- From: Bijan Parsia <bparsia@cs.man.ac.uk>
- Date: Tue, 3 Oct 2006 15:33:55 +0100
- To: Eric Prud'hommeaux <eric@w3.org>
- Cc: RDF Data Access Working Group <public-rdf-dawg@w3.org>
On Oct 3, 2006, at 3:11 PM, Eric Prud'hommeaux wrote: > On Mon, Oct 02, 2006 at 10:14:14AM +0100, Bijan Parsia wrote: >> I think the status part should point to the issues list. >> >> """Costs: Tableau-based reasoners (at least, the Pellet Demo example >> 7) rely on the current, more expressive semantics to match >> implications that are not in a materializable RDF graph.""" >> >> No. Pellet uses BNodes as syntax for non-distinguished variables, as >> that's what we were told was the likely syntax for non-distinguished >> variables in SPARQL/DL. The semantics of *all* variables in SPARQL/ >> RDF is semi-distinguished. > > But we need to explain to the community, in simple terms, why we Need? > non-distinguished variables. Not really. Or if we do, this is not the vector, nor is the text above a good way to do it. >> I thought the alternative proposal (e.g., from conversation with >> Jeen, Jorge and others) was to *drop* BNodes in triple patterns. That >> does solve all the problems of scope, meaning etc., but it means that >> certain combinations of the axes of distinguishedness will be harder >> to specify (but heck, we can always introduce syntax later). > > The majority of the deployed ? > SPARQL and RDQL RDQL doesn't support BNodes in patterns, which is what we're talking about. > implementations Not so sure about that.
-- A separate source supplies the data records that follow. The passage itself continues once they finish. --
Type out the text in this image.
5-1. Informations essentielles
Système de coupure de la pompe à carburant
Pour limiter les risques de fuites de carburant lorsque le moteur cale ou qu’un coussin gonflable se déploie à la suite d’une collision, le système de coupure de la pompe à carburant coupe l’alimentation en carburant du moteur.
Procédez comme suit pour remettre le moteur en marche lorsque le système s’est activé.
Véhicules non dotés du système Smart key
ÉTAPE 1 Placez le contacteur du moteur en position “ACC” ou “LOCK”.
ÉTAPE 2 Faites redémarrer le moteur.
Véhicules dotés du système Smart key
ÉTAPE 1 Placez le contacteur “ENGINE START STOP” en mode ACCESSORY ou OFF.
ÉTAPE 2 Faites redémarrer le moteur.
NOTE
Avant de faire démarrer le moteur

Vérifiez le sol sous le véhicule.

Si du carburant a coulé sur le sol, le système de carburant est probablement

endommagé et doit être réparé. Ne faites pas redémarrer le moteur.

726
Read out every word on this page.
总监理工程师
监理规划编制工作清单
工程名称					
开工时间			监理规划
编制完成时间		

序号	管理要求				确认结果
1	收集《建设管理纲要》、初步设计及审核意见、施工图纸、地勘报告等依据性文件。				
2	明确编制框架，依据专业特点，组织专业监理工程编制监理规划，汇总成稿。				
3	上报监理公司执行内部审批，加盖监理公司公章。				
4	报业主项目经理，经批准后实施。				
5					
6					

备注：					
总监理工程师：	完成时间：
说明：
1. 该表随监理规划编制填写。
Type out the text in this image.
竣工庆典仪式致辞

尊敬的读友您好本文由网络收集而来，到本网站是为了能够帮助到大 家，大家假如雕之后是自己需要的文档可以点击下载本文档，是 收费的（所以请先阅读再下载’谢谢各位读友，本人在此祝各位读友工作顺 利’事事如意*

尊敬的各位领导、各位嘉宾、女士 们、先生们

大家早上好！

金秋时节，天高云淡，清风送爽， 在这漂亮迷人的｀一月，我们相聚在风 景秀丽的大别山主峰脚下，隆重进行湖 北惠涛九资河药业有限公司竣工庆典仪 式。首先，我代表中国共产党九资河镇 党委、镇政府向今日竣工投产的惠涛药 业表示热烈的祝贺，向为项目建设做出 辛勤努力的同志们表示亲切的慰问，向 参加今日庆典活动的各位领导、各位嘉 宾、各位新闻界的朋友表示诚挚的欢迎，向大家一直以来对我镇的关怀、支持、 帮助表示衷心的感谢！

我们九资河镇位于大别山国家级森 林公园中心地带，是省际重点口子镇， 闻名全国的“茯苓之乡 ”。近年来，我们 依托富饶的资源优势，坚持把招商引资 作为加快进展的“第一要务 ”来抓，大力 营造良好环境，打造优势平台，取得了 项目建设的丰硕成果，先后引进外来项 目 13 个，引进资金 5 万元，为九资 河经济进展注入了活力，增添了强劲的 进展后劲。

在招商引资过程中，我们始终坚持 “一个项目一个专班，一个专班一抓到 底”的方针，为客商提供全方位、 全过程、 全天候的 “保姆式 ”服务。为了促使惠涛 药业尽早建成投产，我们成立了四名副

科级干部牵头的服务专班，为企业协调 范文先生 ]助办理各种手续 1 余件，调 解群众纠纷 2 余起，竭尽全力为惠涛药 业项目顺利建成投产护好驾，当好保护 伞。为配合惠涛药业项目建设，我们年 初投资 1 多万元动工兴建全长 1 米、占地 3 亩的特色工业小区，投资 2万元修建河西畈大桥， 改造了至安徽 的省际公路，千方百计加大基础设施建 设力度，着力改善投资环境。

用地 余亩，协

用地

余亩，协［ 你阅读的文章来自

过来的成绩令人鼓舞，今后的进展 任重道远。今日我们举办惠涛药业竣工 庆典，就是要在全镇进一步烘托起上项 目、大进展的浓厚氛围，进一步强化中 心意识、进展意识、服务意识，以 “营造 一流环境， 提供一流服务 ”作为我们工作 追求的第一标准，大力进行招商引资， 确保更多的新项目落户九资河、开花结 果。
But anyway, so what? > follow > the subgraph semantics of [LC1] I'm not getting what the semantics have to do with it. > so I am trying to explain why we have > a different semantics. Of what? What does this have to do with the syntactic issues. > This includes why we were motivated to use the > E-entailment semantics of [LC2] and test cases [DIF] to show how they > might differ. I don't see how this is relevant to the above issue. Jeen and Jorge don't want to get rid of BNodes because of DLs! > Not having BNodes at all seems like a last resort, I believe most RDF query languages don't have BNodes in patterns (I've not checked). RDQL doesn't. So I don't see that it's a pressing feature such that the removal is a last resort. And regardless, I don't see how it helps to mistate things. Simpler terms, maybe; *wrong* terms, not at all. > if we discover that > a large fraction of the community is specifically dis-served by us > keeping them in. I stand by my point that that bit is wrong and thus confusing. That you meant to introduce and explain *other* issues by it makes it more confusing. So, let's strike it. Bijan.